The inclusion of provincial premiers is also a promising development, as it indicates a shift from the previous government’s disinterest in consulting or even talking with leaders of our provinces. Under Harper, provinces were expected either to get in line behind federal initiatives, or stick to their own business and stay quiet on the federal scene. But since addressing climate change will perforce require the involvement of provincial governments, as well as municipalities, First Nations, and every individual, family, and business in Canada, it only makes sense to include as many as possible in the negotiation process instead of returning to Canada with some commitment derived from a narrow view and imposed from the top down, no questions asked or answered. We need wider input on what we can and are willing to do, beyond the usual suspects of the PMO’s negotiators and their fossil industry friends.
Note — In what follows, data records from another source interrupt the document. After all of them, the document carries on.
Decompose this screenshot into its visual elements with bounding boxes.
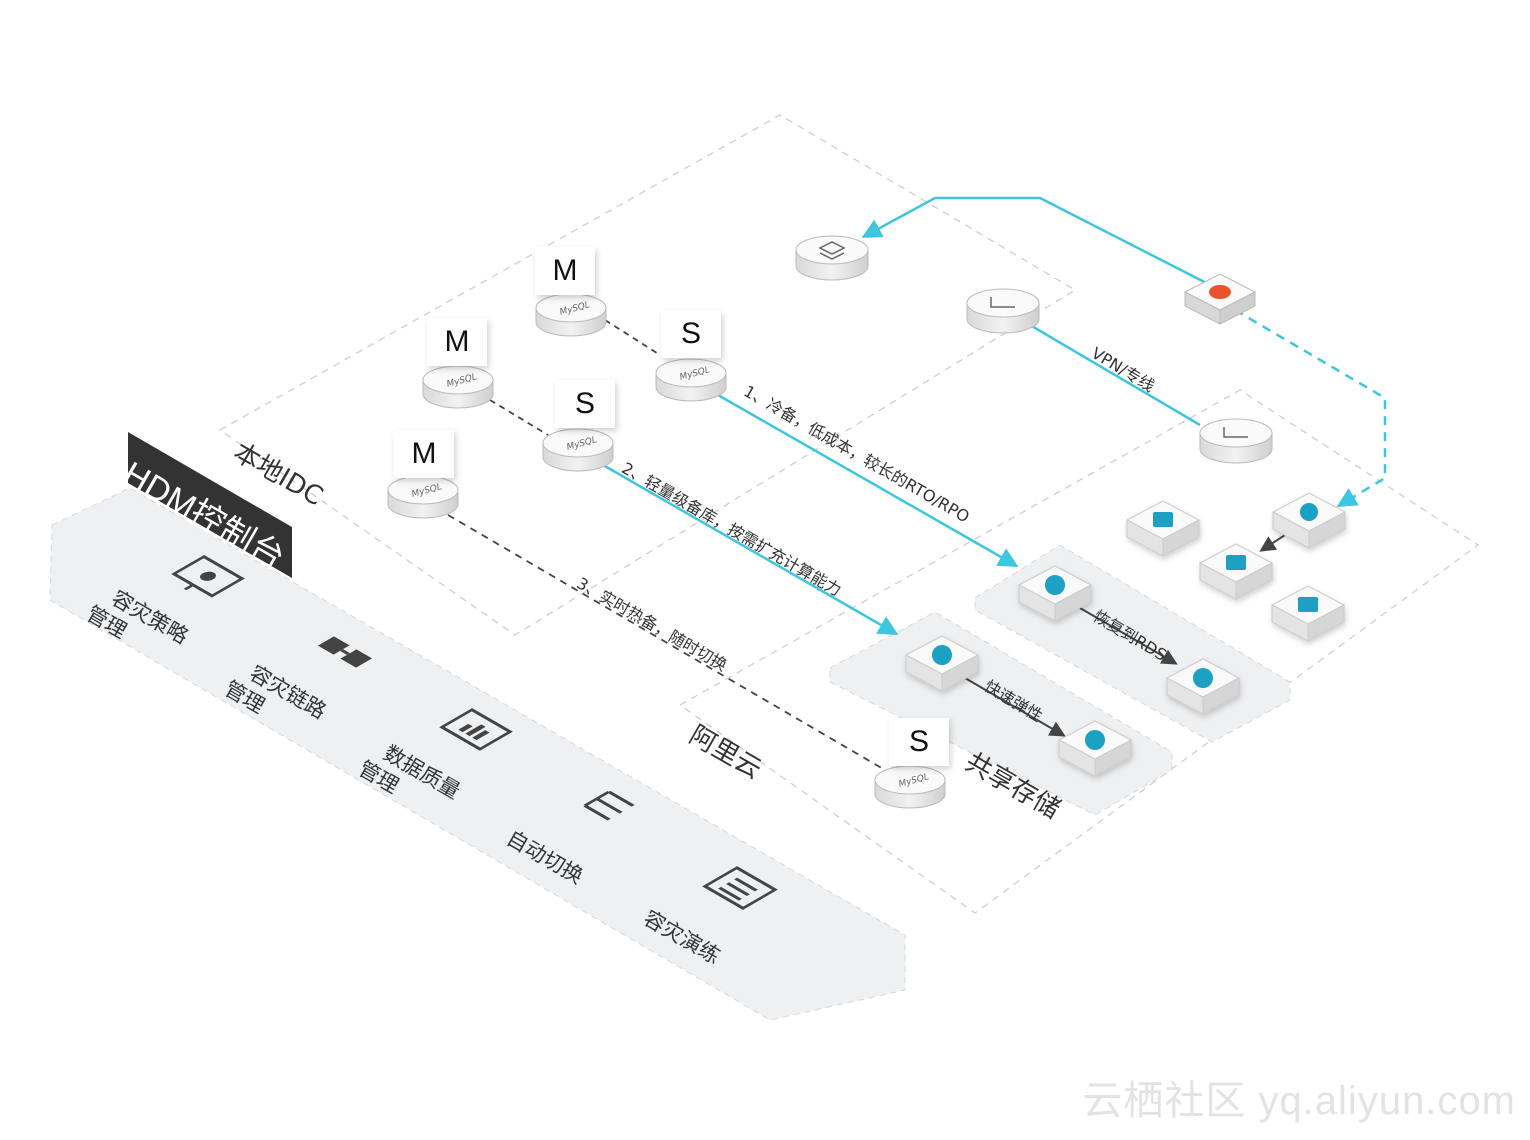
gateway-box-icon: [1183, 273, 1257, 325]
vpn-line: [1029, 323, 1201, 427]
master-label-2: M: [427, 318, 487, 366]
layers-device-icon: [795, 235, 869, 281]
mysql-db-s1: MySQL: [655, 358, 727, 402]
network-server-arrow: [1259, 534, 1286, 552]
elastic-box-b-icon: [1057, 720, 1133, 777]
network-node-icon: [1271, 492, 1347, 549]
path1-arrow: [717, 393, 1019, 567]
cloud-server-c-icon: [1270, 585, 1346, 642]
vpn-link-top: [861, 196, 1221, 292]
mysql-db-s2: MySQL: [542, 428, 614, 472]
cloud-server-a-icon: [1125, 500, 1201, 557]
hdm-title: HDM控制台: [116, 454, 291, 578]
monitor-gear-icon: [171, 554, 245, 598]
local-idc-region: [218, 114, 1077, 636]
slave-label-1: S: [661, 310, 721, 358]
mysql-db-m3: MySQL: [387, 475, 459, 519]
mysql-db-m1: MySQL: [535, 293, 607, 337]
hdm-panel: [49, 487, 906, 1021]
list-document-icon: [702, 866, 778, 910]
watermark: 云栖社区 yq.aliyun.com: [1082, 1079, 1516, 1123]
rds-box-icon: [1165, 658, 1241, 715]
router-dashed-link: [1234, 308, 1387, 508]
master-label-1: M: [535, 247, 595, 295]
path2-arrow: [602, 463, 899, 635]
db-switch-icon: [583, 790, 635, 821]
aliyun-region: [678, 389, 1480, 914]
local-router-icon: [966, 288, 1040, 334]
hdm-title-box: [128, 432, 292, 578]
chart-screen-icon: [439, 708, 513, 751]
cloud-router-icon: [1199, 418, 1273, 464]
master-label-3: M: [394, 430, 454, 478]
cloud-server-b-icon: [1198, 543, 1274, 600]
slave-label-2: S: [555, 380, 615, 428]
m2-s2-link: [489, 399, 549, 436]
m1-s1-link: [604, 319, 661, 356]
path3-line: [447, 514, 886, 771]
link-icon: [317, 636, 373, 668]
elastic-box-a-icon: [904, 635, 980, 692]
slave-label-3: S: [889, 718, 949, 766]
elastic-arrow: [964, 677, 1066, 737]
restore-arrow: [1079, 607, 1178, 665]
backup-box-icon: [1017, 565, 1093, 622]
mysql-db-s3: MySQL: [874, 765, 946, 809]
mysql-db-m2: MySQL: [422, 365, 494, 409]
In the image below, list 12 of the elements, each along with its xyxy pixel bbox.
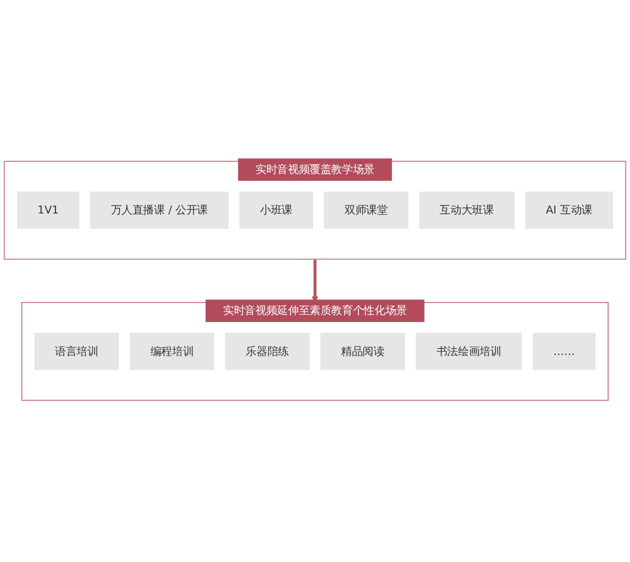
node-box: 互动大班课 (419, 192, 514, 229)
node-box: 小班课 (239, 192, 314, 229)
node-box: 语言培训 (34, 333, 119, 370)
node-box: …… (532, 333, 596, 370)
node-box: 书法绘画培训 (416, 333, 522, 370)
node-box: AI 互动课 (525, 192, 614, 229)
node-box: 万人直播课 / 公开课 (90, 192, 229, 229)
node-box: 1V1 (16, 192, 80, 229)
node-box: 双师课堂 (324, 192, 408, 229)
node-box: 乐器陪练 (225, 333, 310, 370)
node-box: 精品阅读 (320, 333, 405, 370)
node-box: 编程培训 (130, 333, 214, 370)
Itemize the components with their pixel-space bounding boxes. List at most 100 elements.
So as Stephen Harper’s unparalleled collection of five consecutive Fossil-of-the-Year Awards is packed up from 24 Sussex and shipped off for permanent display in Calgary (perhaps Harper will sponsor a US-style presidential library in his own name?), a new approach is moving in just across the street in the Trudeau’s temporary residence. This approach will declare to the world, on the Paris stage, that Canada has shaken off the decade of darkness when she followed the dictates of a single chant denying our role on climate action and is ready to take full responsibility, and leadership, under a diverse chorus who can offer many solutions and forge many connections with the other sincere delegates who share a dream, if not a plan, of preserving the friendly climate which has fostered all human prosperity so far. Our delegates may not all sing from the same songbook, but they will all have the best interests of their constituents, Canada, and the world at heart.

Published as my Root Issues column in the Barrie Examiner as "Green leader has valuable experience at conferences" and online as "Climate change top of mind for Trudeau"
Erich Jacoby-Hawkins is a director of Living Green and vice-president of the Robert Schalkenbach Foundation.